Hierzu habe ich eine kurze Umfrage gestaltet, die sich an Personen mit Diabetes richtet. Ich freue mich über Ihre Mitwirkung an meinem Forschungsprojekt und darf Sie zu meiner
Umfrage weiterverweisen:
http://ww3.unipark.de/uc/umfrage_entwicklung_diabetikerschuhe/
Ich bedanke mich im Vorhinein für Ihre Unterstützung!

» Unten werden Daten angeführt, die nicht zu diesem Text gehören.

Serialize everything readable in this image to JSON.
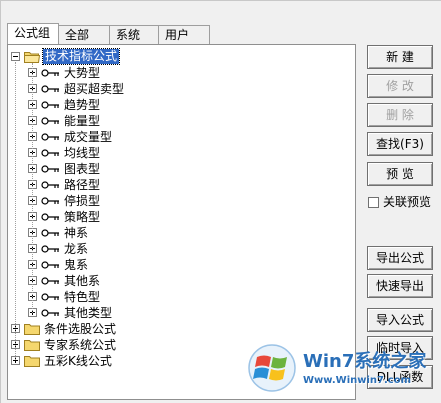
{
  "tabs": [
    {
      "label": "公式组",
      "active": true
    },
    {
      "label": "全部",
      "active": false
    },
    {
      "label": "系统",
      "active": false
    },
    {
      "label": "用户",
      "active": false
    }
  ],
  "tree": {
    "root": {
      "label": "技术指标公式",
      "expanded": true,
      "selected": true
    },
    "children": [
      "大势型",
      "超买超卖型",
      "趋势型",
      "能量型",
      "成交量型",
      "均线型",
      "图表型",
      "路径型",
      "停损型",
      "策略型",
      "神系",
      "龙系",
      "鬼系",
      "其他系",
      "特色型",
      "其他类型"
    ],
    "other_groups": [
      {
        "label": "条件选股公式",
        "expanded": false
      },
      {
        "label": "专家系统公式",
        "expanded": false
      },
      {
        "label": "五彩K线公式",
        "expanded": false
      }
    ]
  },
  "buttons": {
    "new": "新  建",
    "edit": "修  改",
    "delete": "删  除",
    "find": "查找(F3)",
    "preview": "预  览",
    "export": "导出公式",
    "quick_export": "快速导出",
    "import": "导入公式",
    "temp_import": "临时导入",
    "dll": "DLL函数"
  },
  "checkbox": {
    "label": "关联预览",
    "checked": false
  },
  "watermark": {
    "brand": "Win7系统之家",
    "url": "Www.Winwin7.com"
  },
  "colors": {
    "selection": "#3169c6",
    "folder": "#f5d76e",
    "watermark": "#2a6fb8"
  }
}
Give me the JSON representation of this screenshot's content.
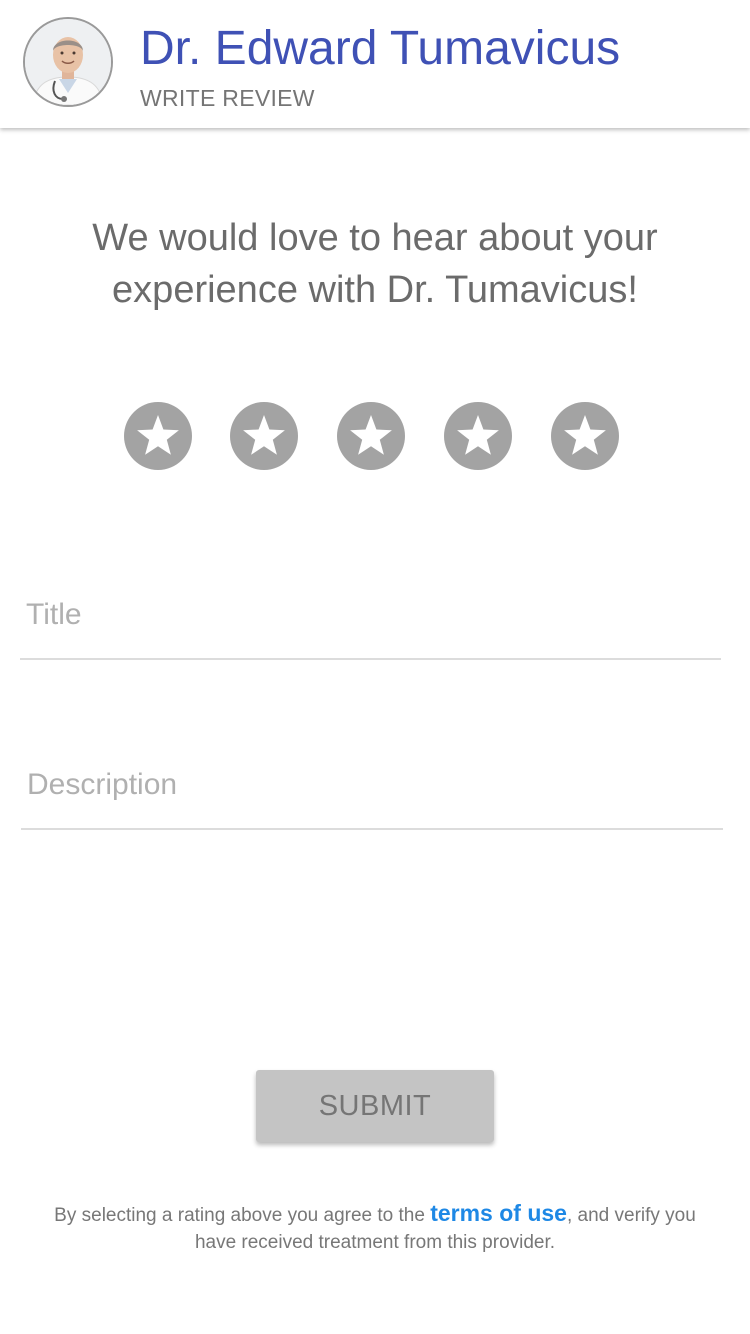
{
  "header": {
    "doctor_name": "Dr. Edward Tumavicus",
    "subtitle": "WRITE REVIEW",
    "avatar_icon": "doctor-avatar-photo"
  },
  "prompt": {
    "text": "We would love to hear about your experience with Dr. Tumavicus!"
  },
  "rating": {
    "max": 5,
    "selected": 0,
    "star_icon": "star-icon",
    "star_color": "#a3a3a3"
  },
  "form": {
    "title_placeholder": "Title",
    "title_value": "",
    "description_placeholder": "Description",
    "description_value": ""
  },
  "submit": {
    "label": "SUBMIT"
  },
  "disclaimer": {
    "before": "By selecting a rating above you agree to the ",
    "link": "terms of use",
    "after": ", and verify you have received treatment from this provider."
  },
  "colors": {
    "accent": "#3f51b5",
    "link": "#1e88e5",
    "button_bg": "#c4c4c4"
  }
}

Schöne Grüße, Aaron Wansch -
Aaron Wansch
Rang: Gastam 13.11.2011 00:09:16
Nachtrag:
Bitte nicht abschrecken lassen wegen der einleitenden demographischen Daten - zum Einen ist die Umfrage ohnehin anonym (daher sind keine Rückschlüsse auf einzelne Personen möglich) und zum Anderen dienen die Daten dazu, eventuelle Zusammenhänge zwischen Lebenssituation (Umfeld, Einkommen etc.) und Faktoren wie Akzeptanz und Wahrnehmung von orthopädischen Schuhen zu untersuchen.
Danke für die Mithilfe,
Aaron Wansch / FH Salzburg -
Gast
Rang: Gastam 13.11.2011 22:33:15
wobei die fragen im raum stehen.
ist es dem frager bekannt :
daß bei notwendigkeit die kk auch diabetikermaßschuhe bezahlen.
daß sich diese schuhe aüßerlich in nichts von normalen qualitätsschuhen unterscheiden.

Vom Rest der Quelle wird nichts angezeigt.